Paper ID: | 3731 |
---|---|

Title: | Dichotomize and Generalize: PAC-Bayesian Binary Activated Deep Neural Networks |

This work studies PAC-Bayes bound optimization in the setting of deep neural networks with binary activations. One of the stated contributions of the paper---showing how to optimize despite the binary activations providing no naive derivative---is, in fact, a known technique in the literature on variational inference. This somewhat undermines the impact of the work, though importing these ideas into the PAC-Bayes community is nice. The other contribution is obtaining nonvacuous bounds and here it is impressive to see such tight bounds.

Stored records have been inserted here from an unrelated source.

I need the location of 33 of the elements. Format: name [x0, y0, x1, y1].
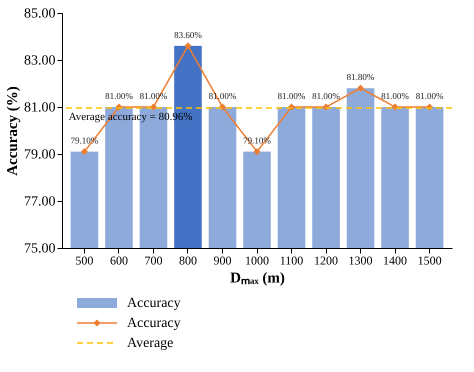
y-tick-label: 75.00	[24, 242, 56, 256]
x-tick-label: 1200	[314, 254, 338, 268]
point	[80, 148, 88, 156]
data-label: 83.60%	[174, 30, 202, 40]
x-tick-label: 500	[75, 254, 94, 268]
x-axis-title: Dₘₐₓ (m)	[230, 270, 285, 286]
y-tick-label: 85.00	[24, 6, 56, 22]
x-tick-label: 900	[213, 254, 232, 268]
y-tick-label: 81.00	[24, 100, 56, 116]
y-tick-label: 79.00	[24, 148, 56, 162]
data-label: 81.00%	[381, 91, 410, 101]
legend-label: Accuracy	[127, 316, 181, 331]
x-tick-label: 700	[144, 254, 162, 268]
y-axis-title: Accuracy (%)	[5, 86, 21, 176]
data-label: 81.00%	[278, 91, 306, 101]
point	[184, 42, 192, 50]
data-label: 81.00%	[312, 91, 340, 101]
data-label: 81.80%	[346, 72, 375, 82]
x-tick-label: 1300	[348, 254, 373, 268]
x-tick-label: 1100	[280, 254, 304, 268]
x-tick-label: 1000	[245, 254, 269, 268]
data-label: 81.00%	[416, 91, 444, 101]
x-tick-label: 800	[178, 254, 197, 268]
x-tick-label: 600	[110, 254, 128, 268]
y-tick-label: 77.00	[24, 194, 56, 210]
data-label: 81.00%	[105, 91, 134, 101]
legend-label: Average	[127, 336, 174, 351]
x-tick-label: 1500	[418, 254, 442, 268]
point	[357, 84, 364, 92]
point	[253, 148, 261, 156]
legend-label: Accuracy	[127, 296, 181, 311]
x-tick-label: 1400	[383, 254, 408, 268]
y-tick-label: 83.00	[24, 54, 56, 68]
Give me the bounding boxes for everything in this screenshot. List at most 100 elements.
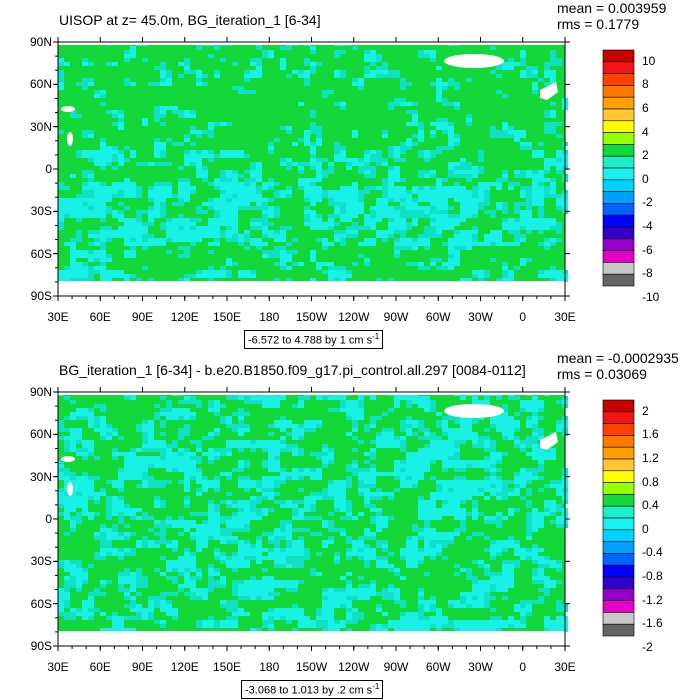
- field-cell: [322, 624, 328, 628]
- field-cell: [226, 420, 232, 424]
- field-cell: [124, 524, 130, 528]
- field-cell: [460, 524, 466, 528]
- field-cell: [304, 82, 310, 86]
- field-cell: [118, 210, 124, 214]
- field-cell: [202, 202, 208, 206]
- field-cell: [526, 226, 532, 230]
- field-cell: [406, 480, 412, 484]
- field-cell: [112, 158, 118, 162]
- field-cell: [406, 536, 412, 540]
- field-cell: [232, 516, 238, 520]
- field-cell: [490, 608, 496, 612]
- field-cell: [340, 234, 346, 238]
- field-cell: [100, 218, 106, 222]
- field-cell: [124, 158, 130, 162]
- field-cell: [292, 162, 298, 166]
- field-cell: [550, 448, 556, 452]
- field-cell: [298, 70, 304, 74]
- field-cell: [406, 616, 412, 620]
- field-cell: [448, 432, 454, 436]
- field-cell: [412, 612, 418, 616]
- field-cell: [514, 170, 520, 174]
- field-cell: [70, 484, 76, 488]
- field-cell: [466, 162, 472, 166]
- field-cell: [190, 142, 196, 146]
- field-cell: [148, 214, 154, 218]
- field-cell: [430, 508, 436, 512]
- field-cell: [436, 508, 442, 512]
- field-cell: [166, 516, 172, 520]
- field-cell: [532, 70, 538, 74]
- field-cell: [106, 234, 112, 238]
- colorbar-label: -2: [642, 195, 653, 210]
- field-cell: [460, 468, 466, 472]
- field-cell: [424, 174, 430, 178]
- field-cell: [214, 230, 220, 234]
- field-cell: [76, 568, 82, 572]
- field-cell: [472, 624, 478, 628]
- field-cell: [322, 456, 328, 460]
- field-cell: [166, 564, 172, 568]
- field-cell: [184, 138, 190, 142]
- field-cell: [430, 170, 436, 174]
- field-cell: [514, 138, 520, 142]
- field-cell: [346, 270, 352, 274]
- field-cell: [226, 202, 232, 206]
- field-cell: [538, 78, 544, 82]
- field-cell: [490, 616, 496, 620]
- rms-stat: rms = 0.03069: [557, 366, 647, 382]
- field-cell: [310, 114, 316, 118]
- field-cell: [514, 206, 520, 210]
- field-cell: [394, 250, 400, 254]
- field-cell: [184, 592, 190, 596]
- field-cell: [442, 496, 448, 500]
- field-cell: [160, 110, 166, 114]
- field-cell: [298, 500, 304, 504]
- field-cell: [364, 242, 370, 246]
- field-cell: [124, 576, 130, 580]
- field-cell: [256, 190, 262, 194]
- field-cell: [184, 412, 190, 416]
- field-cell: [316, 608, 322, 612]
- field-cell: [412, 142, 418, 146]
- colorbar-swatch: [602, 553, 635, 566]
- field-cell: [280, 420, 286, 424]
- field-cell: [442, 484, 448, 488]
- field-cell: [256, 246, 262, 250]
- field-cell: [262, 616, 268, 620]
- field-cell: [430, 460, 436, 464]
- field-cell: [76, 202, 82, 206]
- field-cell: [268, 440, 274, 444]
- field-cell: [436, 456, 442, 460]
- field-cell: [76, 516, 82, 520]
- field-cell: [58, 82, 64, 86]
- field-cell: [316, 218, 322, 222]
- field-cell: [154, 444, 160, 448]
- field-cell: [94, 158, 100, 162]
- field-cell: [358, 480, 364, 484]
- field-cell: [214, 452, 220, 456]
- field-cell: [130, 584, 136, 588]
- plot-title: UISOP at z= 45.0m, BG_iteration_1 [6-34]: [59, 12, 321, 28]
- field-cell: [184, 480, 190, 484]
- field-cell: [286, 162, 292, 166]
- field-cell: [520, 186, 526, 190]
- field-cell: [544, 74, 550, 78]
- field-cell: [130, 460, 136, 464]
- field-cell: [448, 460, 454, 464]
- field-cell: [70, 580, 76, 584]
- field-cell: [496, 230, 502, 234]
- field-cell: [232, 556, 238, 560]
- field-cell: [184, 238, 190, 242]
- field-cell: [118, 532, 124, 536]
- field-cell: [130, 580, 136, 584]
- field-cell: [388, 102, 394, 106]
- field-cell: [130, 218, 136, 222]
- colorbar-swatch: [602, 144, 635, 157]
- field-cell: [484, 536, 490, 540]
- field-cell: [124, 278, 130, 282]
- field-cell: [436, 548, 442, 552]
- field-cell: [136, 468, 142, 472]
- field-cell: [184, 186, 190, 190]
- field-cell: [244, 198, 250, 202]
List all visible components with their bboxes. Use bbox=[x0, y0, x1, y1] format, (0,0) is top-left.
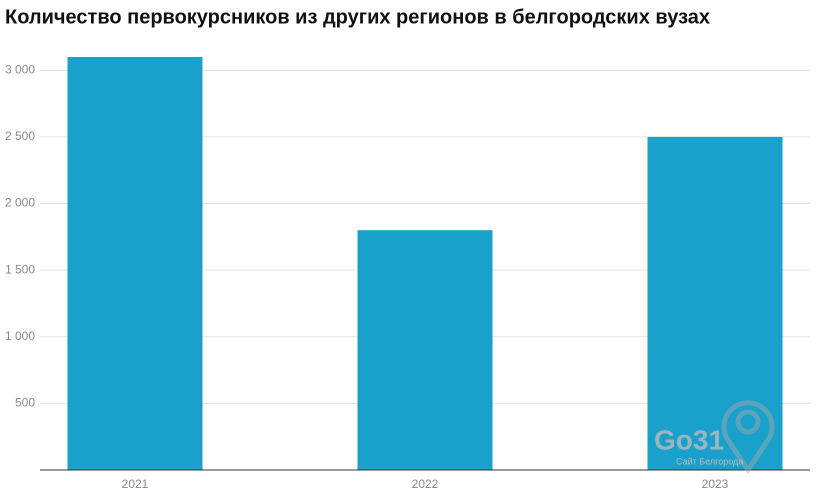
x-tick-label: 2023 bbox=[702, 477, 729, 491]
watermark-subtitle: Сайт Белгорода bbox=[676, 456, 743, 466]
y-tick-label: 1 500 bbox=[5, 262, 35, 276]
bar bbox=[647, 136, 783, 470]
x-tick-label: 2022 bbox=[412, 477, 439, 491]
x-tick-label: 2021 bbox=[122, 477, 149, 491]
y-tick-label: 2 000 bbox=[5, 196, 35, 210]
watermark-text: Go31 bbox=[654, 424, 724, 455]
watermark-pin bbox=[721, 400, 775, 475]
y-tick-label: 3 000 bbox=[5, 62, 35, 76]
chart-title: Количество первокурсников из других реги… bbox=[5, 6, 710, 28]
y-tick-label: 1 000 bbox=[5, 329, 35, 343]
y-tick-label: 2 500 bbox=[5, 129, 35, 143]
bar bbox=[67, 57, 203, 470]
bar bbox=[357, 230, 493, 470]
watermark bbox=[721, 400, 775, 475]
y-tick-label: 500 bbox=[15, 396, 35, 410]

I have a few issues to raise with the introduction, which I would like addressed in revisions: First, the authors write: "Although informative, these results upper bound the prediction error of a (stochastic) neural network with perturbed weights, which is not the one used to predict in practice". I find this statement somewhat odd because, as far as I can tell, the present paper also doesn't resolve the gap between "the networks used in practice" and "the predictors for which the bounds hold". A review points this out too. Yes, one obtains bounds for the weighted vote, not the Gibbs classifier, but people also don't use weighted votes in practice. (Though, they may start based on evidence that these help against adversaries.) Second, the authors refer to Neyshabur et al as work that presents bounds that depend on the architecture. Indeed they do, but their approach to obtain a bound on the deterministic classifier produces a _completely_ vacuous bound for standard networks. The technique is potentially important, but, at present, the bound does not explain anything. So based on the aesthetic principles of this work, it seems odd to me to bury this issue and to suggest that "spectral norms tell us something valuable about generalization". Do they? Unlikely.